Measures of research impact are improving, but universities should be wary of their limits.

With the FIFA World Cup well under way in Brazil (and certain teams already on their way home) there is much analysis of what went wrong for some and what is going right for others. In a parallel effort, marketing departments across the globe are engaged in a final push to link the events on the field with their brands and products.

The result can be a curious, even surreal, blend. Witness the announcement by analytics company Thomson Reuters, for instance, that it was kicking off its own World Cup — of research performance. In the first round, the firm announced that England could have reversed its disappointing loss against Italy had it been playing on the basis of research citation impact. By the same comparison, Australia would have defeated Chile — but the Netherlands would still have crushed Spain. Four more rounds of elimination will pit countries against each other in terms of their proportion of international collaborations, highly cited papers and relative world impact. Who can wait for the United States–Switzerland semi-final?

This gimmicky tie-in illustrates a trend that deserves attention: the retooling of the bibliometrics industry. Thomson Reuters was promoting the updated range of bibliometric indicators in its research analytics service, InCites. And it is not the only company to have refreshed its bibliometrics offerings for 2014.

Since January, Elsevier has been promoting the next generation of its SciVal product, and on 12 June, Altmetric (supported by Macmillan Science and Education, which owns Nature Publishing Group, the publishers of Nature) launched its own commercial offering for research institutions: a tool to track the online impact of faculty members’ academic papers.

One intriguing metric that was launched in April for the Lens database, run by the non-profit organization Cambia in Canberra, allows researchers to freely examine how many patents have cited their papers, although currently only the life sciences are included.

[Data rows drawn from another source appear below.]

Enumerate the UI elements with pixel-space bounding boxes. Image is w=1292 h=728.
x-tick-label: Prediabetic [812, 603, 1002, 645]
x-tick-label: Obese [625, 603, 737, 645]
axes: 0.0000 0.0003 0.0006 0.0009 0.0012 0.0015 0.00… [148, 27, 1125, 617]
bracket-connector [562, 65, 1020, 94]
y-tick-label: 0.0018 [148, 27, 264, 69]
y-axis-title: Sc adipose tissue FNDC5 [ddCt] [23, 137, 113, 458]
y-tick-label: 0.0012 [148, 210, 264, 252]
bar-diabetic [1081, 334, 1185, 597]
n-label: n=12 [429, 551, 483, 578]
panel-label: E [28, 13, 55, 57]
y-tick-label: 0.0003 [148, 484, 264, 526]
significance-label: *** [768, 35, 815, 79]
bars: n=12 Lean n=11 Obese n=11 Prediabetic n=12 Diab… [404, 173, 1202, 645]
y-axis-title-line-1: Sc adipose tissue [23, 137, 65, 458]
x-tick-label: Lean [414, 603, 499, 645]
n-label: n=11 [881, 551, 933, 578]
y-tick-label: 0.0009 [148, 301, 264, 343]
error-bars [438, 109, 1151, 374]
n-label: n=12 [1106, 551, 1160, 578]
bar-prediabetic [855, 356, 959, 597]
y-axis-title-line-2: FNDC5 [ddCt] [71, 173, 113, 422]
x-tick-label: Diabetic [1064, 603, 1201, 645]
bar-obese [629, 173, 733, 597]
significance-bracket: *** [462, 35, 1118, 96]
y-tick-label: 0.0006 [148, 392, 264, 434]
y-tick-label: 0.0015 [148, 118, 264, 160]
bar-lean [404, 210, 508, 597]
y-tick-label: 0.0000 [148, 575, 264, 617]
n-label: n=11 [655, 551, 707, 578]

Products offered by commercial analytics firms are worth watching because they generally determine how research institutions track and assess their scholars. The latest products mean that it is now easier than ever to calculate a dizzying range of metrics for any group of papers — including aggregations of papers at the level of the individual or the faculty, as well as the country.

On the plus side, this new generation of products is more sophisticated and takes into account the insights and criticisms of bibliometrics experts. The tools now tend to focus on individual research papers as a core unit of output, rather than the journal in which a paper is published. And they increasingly recognize that it is only meaningful to compare metrics in context: for instance, normalizing for performance relative to papers of a similar age, research field and publication venue.

"It is easier than ever to calculate a dizzying range of metrics for any group of papers.

But on the minus side, it is still easy to misuse these offerings. The latest breed of bibliometrics is useful as a marketing tool for individuals, as a way to spot unnoticed pockets of excellence and, yes, even to rank countries or institutions in a research World Cup. But there is a risk that universities are buying increasingly sophisticated products to track their performance without really understanding the limitations of such metrics. On page 470, Jonathan Adams reviews Beyond Bibliometrics, a book that outlines the history and future direction of attempts to measure scholarly impact. The editors, Blaise Cronin and Cassidy Sugimoto, urge caution. Adams asks: “Even after decades of use, do we really understand what citation data are and what we do with them? Do those who use bibliometrics have clear criteria for how they employ and interpret them?”

As this journal has noted before (see www.nature.com/metrics), many researchers feel under stress from their attempts to maximize the metrics by which their academic success is judged. It has never been more important to demand clarity and transparency from research managers on exactly which metrics they are using to evaluate scholars, and why. With this next generation of commercial tools, it does not seem so fanciful to picture a senior manager somewhere in your research institution engaged in a kind of perpetual departmental World Cup, scrolling through screeds of bar charts and playing ‘fantasy faculty’ with the careers of researchers.